Water is one of those things you take for granted. It comes free out of our taps, some prefer to buy it. It falls from the sky. It is a resource often forgotten. Although, any desert dweller who has not been abstracted from their environment will tell you that water can be worth more than gold. Water is life, as an endurance run up on the Hopi reservation states. Without water there is dust, and most things without water return to the same.


Climbing up the hunt highway past Saguraro lake I find my last bottle slowly getting empty. Turning up the Beeline I have less than a half bottle left and the temperature is 93 degrees. There's not much life left in the bottle. I keep a look out for a place to cross over to the other side but find none. Right at the top of the hill before the four peaks turnoff I decide I have pushed it as far as I am going to push it. It's a good call. After wading through the brush in the scenic median I am cruising down the other side back to the Hunt Highway exit. By the time I get there I am out of water.
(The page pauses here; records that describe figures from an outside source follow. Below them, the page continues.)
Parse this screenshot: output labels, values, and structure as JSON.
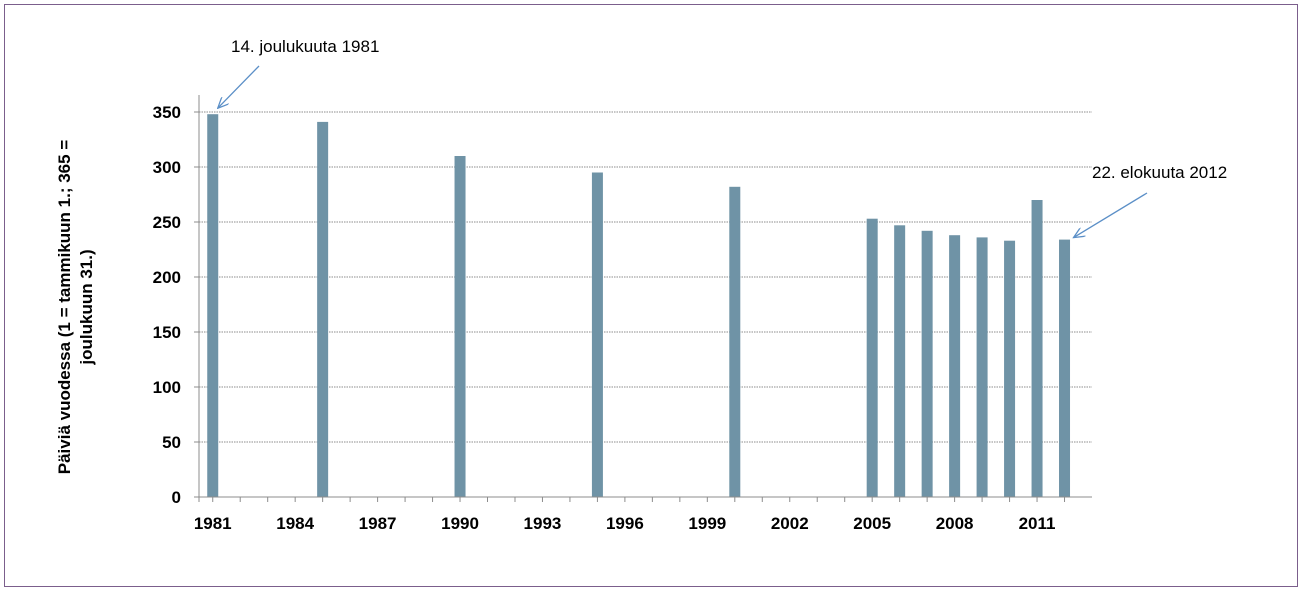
{
  "chart_data": {
    "type": "bar",
    "title": "",
    "xlabel": "",
    "ylabel_lines": [
      "Päiviä vuodessa (1 = tammikuun 1.; 365 =",
      "joulukuun 31.)"
    ],
    "x": [
      1981,
      1985,
      1990,
      1995,
      2000,
      2005,
      2006,
      2007,
      2008,
      2009,
      2010,
      2011,
      2012
    ],
    "values": [
      348,
      341,
      310,
      295,
      282,
      253,
      247,
      242,
      238,
      236,
      233,
      270,
      234
    ],
    "xlim": [
      1980.5,
      2013
    ],
    "ylim": [
      0,
      350
    ],
    "yticks": [
      0,
      50,
      100,
      150,
      200,
      250,
      300,
      350
    ],
    "xticks": [
      1981,
      1984,
      1987,
      1990,
      1993,
      1996,
      1999,
      2002,
      2005,
      2008,
      2011
    ],
    "grid": true,
    "bar_color": "#6f93a6",
    "arrow_color": "#5b8fc7",
    "annotations": [
      {
        "text": "14. joulukuuta 1981",
        "x": 1981,
        "y": 348
      },
      {
        "text": "22. elokuuta 2012",
        "x": 2012,
        "y": 234
      }
    ]
  }
}
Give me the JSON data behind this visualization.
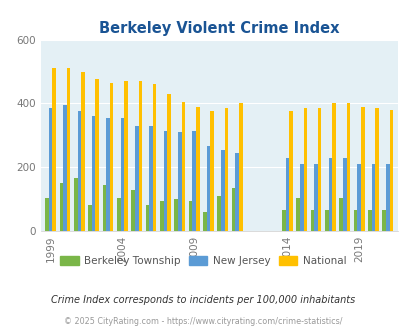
{
  "title": "Berkeley Violent Crime Index",
  "subtitle": "Crime Index corresponds to incidents per 100,000 inhabitants",
  "footer": "© 2025 CityRating.com - https://www.cityrating.com/crime-statistics/",
  "years_seg1": [
    1999,
    2000,
    2001,
    2002,
    2003,
    2004,
    2005,
    2006,
    2007,
    2008,
    2009,
    2010,
    2011,
    2012
  ],
  "years_seg2": [
    2014,
    2015,
    2016,
    2017,
    2018,
    2019,
    2020,
    2021
  ],
  "berk_seg1": [
    105,
    150,
    165,
    80,
    145,
    105,
    130,
    80,
    95,
    100,
    95,
    60,
    110,
    135
  ],
  "berk_seg2": [
    65,
    105,
    65,
    65,
    105,
    65,
    65,
    65
  ],
  "nj_seg1": [
    385,
    395,
    375,
    360,
    355,
    355,
    330,
    330,
    315,
    310,
    315,
    265,
    255,
    245
  ],
  "nj_seg2": [
    230,
    210,
    210,
    230,
    230,
    210,
    210,
    210
  ],
  "nat_seg1": [
    510,
    510,
    500,
    475,
    465,
    470,
    470,
    460,
    430,
    405,
    390,
    375,
    385,
    400
  ],
  "nat_seg2": [
    375,
    385,
    385,
    400,
    400,
    390,
    385,
    380
  ],
  "ylim": [
    0,
    600
  ],
  "yticks": [
    0,
    200,
    400,
    600
  ],
  "xticks": [
    1999,
    2004,
    2009,
    2014,
    2019
  ],
  "color_berkeley": "#7ab648",
  "color_nj": "#5b9bd5",
  "color_national": "#ffc000",
  "bg_color": "#e4f0f5",
  "title_color": "#1a5494",
  "grid_color": "#ffffff",
  "tick_color": "#777777",
  "subtitle_color": "#333333",
  "footer_color": "#999999"
}
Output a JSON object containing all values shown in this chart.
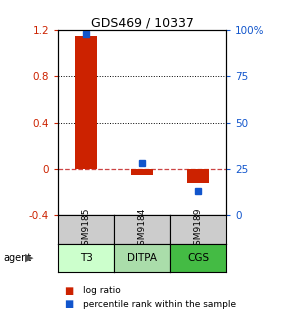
{
  "title": "GDS469 / 10337",
  "samples": [
    "GSM9185",
    "GSM9184",
    "GSM9189"
  ],
  "agents": [
    "T3",
    "DITPA",
    "CGS"
  ],
  "log_ratios": [
    1.15,
    -0.05,
    -0.12
  ],
  "percentile_ranks": [
    98,
    28,
    13
  ],
  "ylim_left": [
    -0.4,
    1.2
  ],
  "ylim_right": [
    0,
    100
  ],
  "yticks_left": [
    -0.4,
    0.0,
    0.4,
    0.8,
    1.2
  ],
  "yticks_right": [
    0,
    25,
    50,
    75,
    100
  ],
  "ytick_labels_left": [
    "-0.4",
    "0",
    "0.4",
    "0.8",
    "1.2"
  ],
  "ytick_labels_right": [
    "0",
    "25",
    "50",
    "75",
    "100%"
  ],
  "bar_color": "#cc2200",
  "dot_color": "#1155cc",
  "zero_line_color": "#cc4444",
  "sample_box_color": "#cccccc",
  "agent_colors": [
    "#ccffcc",
    "#aaddaa",
    "#44bb44"
  ],
  "bar_width": 0.4,
  "title_fontsize": 9,
  "tick_fontsize": 7.5,
  "legend_fontsize": 6.5
}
Good thing it is downhill to Saguaro lake.


Saguaro lake is one of those Water'n holes out in the desert, an oasis for dehydrated cyclists to stop and refill their bottles. Last time I sauntered into the Marina I filled my bottles out of the faucet on the back of the restaurant. Thinking that perhaps some a little more sophisticated as a drinking fountain may be present I ride around the building and find the restaurant does indeed have have a REFRIDGERATED drinking fountain. More than that, it has a bench overlooking the lake. I sit at the bench and look over the lake and the many boats in the marina below. For some reason I get the song "Brandy" stuck in my head (I guess it doesn't help I have been learning this song on the guitar since a picture of the sea in my inlaws house reminded me of it). Of course in this version of the song there is a jet ski, a powerboat, and Brandy works in a restaurant I guess. Good thing the guys that wrote the song didn't live in Phoenix (incidentally the group is "Looking Glass", probably the most famous song no one knows the band name of).
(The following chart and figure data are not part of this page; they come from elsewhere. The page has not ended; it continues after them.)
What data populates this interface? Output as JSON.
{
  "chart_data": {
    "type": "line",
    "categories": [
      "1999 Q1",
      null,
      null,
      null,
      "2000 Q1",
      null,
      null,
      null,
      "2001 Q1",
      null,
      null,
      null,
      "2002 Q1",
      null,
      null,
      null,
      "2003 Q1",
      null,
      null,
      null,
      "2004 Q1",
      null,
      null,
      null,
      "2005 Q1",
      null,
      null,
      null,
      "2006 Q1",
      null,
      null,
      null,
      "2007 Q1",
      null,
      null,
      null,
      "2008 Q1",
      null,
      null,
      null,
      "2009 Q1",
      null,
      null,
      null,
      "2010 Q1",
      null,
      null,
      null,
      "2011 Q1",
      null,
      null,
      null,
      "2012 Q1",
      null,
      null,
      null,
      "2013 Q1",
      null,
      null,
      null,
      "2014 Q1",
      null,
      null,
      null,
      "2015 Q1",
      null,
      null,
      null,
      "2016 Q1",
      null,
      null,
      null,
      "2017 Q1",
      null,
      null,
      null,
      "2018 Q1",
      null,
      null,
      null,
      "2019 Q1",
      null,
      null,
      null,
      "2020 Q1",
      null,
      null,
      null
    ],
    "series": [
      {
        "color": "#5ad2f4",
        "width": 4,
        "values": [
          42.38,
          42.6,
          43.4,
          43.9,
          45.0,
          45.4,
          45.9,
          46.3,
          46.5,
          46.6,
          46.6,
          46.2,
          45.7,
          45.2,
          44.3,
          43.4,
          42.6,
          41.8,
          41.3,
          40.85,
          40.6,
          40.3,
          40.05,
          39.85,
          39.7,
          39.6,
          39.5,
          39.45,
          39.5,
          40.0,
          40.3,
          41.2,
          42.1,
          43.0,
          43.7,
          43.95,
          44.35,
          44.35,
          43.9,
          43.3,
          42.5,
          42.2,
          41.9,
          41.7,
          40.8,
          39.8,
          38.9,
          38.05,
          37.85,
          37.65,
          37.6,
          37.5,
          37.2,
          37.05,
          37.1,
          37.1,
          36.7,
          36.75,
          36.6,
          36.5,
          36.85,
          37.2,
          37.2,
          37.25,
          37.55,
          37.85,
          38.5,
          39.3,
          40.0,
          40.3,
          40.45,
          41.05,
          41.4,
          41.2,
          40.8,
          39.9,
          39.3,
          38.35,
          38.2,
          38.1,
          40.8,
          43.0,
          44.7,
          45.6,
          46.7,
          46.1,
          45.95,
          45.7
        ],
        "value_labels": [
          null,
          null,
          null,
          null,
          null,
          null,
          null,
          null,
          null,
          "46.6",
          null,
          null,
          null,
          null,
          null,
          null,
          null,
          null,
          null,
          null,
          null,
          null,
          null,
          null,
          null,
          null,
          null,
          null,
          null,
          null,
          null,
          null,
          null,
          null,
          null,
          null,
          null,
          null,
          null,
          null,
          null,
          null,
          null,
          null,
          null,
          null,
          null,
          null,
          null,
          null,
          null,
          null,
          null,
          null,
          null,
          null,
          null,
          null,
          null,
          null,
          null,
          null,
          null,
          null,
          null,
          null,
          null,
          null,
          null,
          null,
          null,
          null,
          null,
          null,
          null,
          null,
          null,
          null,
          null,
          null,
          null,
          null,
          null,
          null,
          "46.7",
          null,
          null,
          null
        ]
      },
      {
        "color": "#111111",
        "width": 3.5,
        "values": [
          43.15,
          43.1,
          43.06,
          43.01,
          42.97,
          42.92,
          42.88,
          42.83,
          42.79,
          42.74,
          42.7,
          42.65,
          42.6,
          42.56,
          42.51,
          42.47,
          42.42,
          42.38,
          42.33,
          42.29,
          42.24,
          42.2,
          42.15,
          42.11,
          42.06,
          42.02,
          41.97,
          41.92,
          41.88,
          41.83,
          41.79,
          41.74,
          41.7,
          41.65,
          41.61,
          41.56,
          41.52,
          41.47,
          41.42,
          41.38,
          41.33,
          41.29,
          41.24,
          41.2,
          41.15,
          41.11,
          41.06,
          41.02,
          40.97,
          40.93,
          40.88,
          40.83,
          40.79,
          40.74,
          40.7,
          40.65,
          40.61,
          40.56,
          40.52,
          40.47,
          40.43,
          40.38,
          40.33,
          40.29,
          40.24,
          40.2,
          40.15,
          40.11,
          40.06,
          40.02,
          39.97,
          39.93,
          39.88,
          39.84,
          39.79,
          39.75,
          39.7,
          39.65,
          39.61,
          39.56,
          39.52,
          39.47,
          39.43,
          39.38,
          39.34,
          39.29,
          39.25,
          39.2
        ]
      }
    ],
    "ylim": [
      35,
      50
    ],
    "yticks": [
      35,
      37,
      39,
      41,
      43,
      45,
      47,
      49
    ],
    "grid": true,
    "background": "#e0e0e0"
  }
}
I downed both refilled bottles before leaving and filled them again. The climb out of the marina clocked in at a healthy 9% grade. For some time now I had scaled back the exertion due to the rising temperature (it would be over 100 degrees by the time I got home). It is truly amazing how much better the human body is able to cope with heat when it has plenty of water in the system. I kept seeing the temp rise on my bike computer and still felt fine if I didn't push too hard.


Descending the hill down to water users a motorcycle club passed me. What I took for a small rock getting kicked up by the motorcycles and stinging at first, mysteriously stung again, and again. Hmmm, odd sort of rock I thought. Odd sort of stinging painful stupid &%&%&%$# rock. Upon reaching down to remove the rock I crushed something that felt like an insect. I was going 40 miles an hour at the time so I couldn't see if it was a wasp or a bee but I think it was a wasp. I had a very painful nasty welt to show for my wisdom at descending the hill with my jersey unzipped. Fortunately the pain subsided a bit down the road.


Climbing Usery Pass despite taking it easy I passed a guy who looked like he was struggling. He was drenched with sweat and breathing hard and I made a mental note to make sure he made it to the top before I would head for home. I did double back to check on him but there seemed to be quite a few cyclists out considering the temperatures. He probably would have been OK anyway. I chatted with him for a mile or two and he said he has ridden around 200000 miles since the early seventies when he started riding to work in the first gas crisis. I felt funny for wanting to go back and check on him since he is a lot more seasoned than I am. Still, I remembered a few years back when I got a pretty good case of heat stroke on this same hill in similar temperatures.


Heading for home I chased down one guy I thought might be a Brumby but it wasn't. I enjoyed the descent down McDowell and then Power. Pulling into my driveway the temperature was 100 and I was just downing the last water in my bottle. All told, I drank around 160 oz of water and rode 55 miles. A little shorter than I had been planning on but it was a bit later and hotter than I had originally planned too.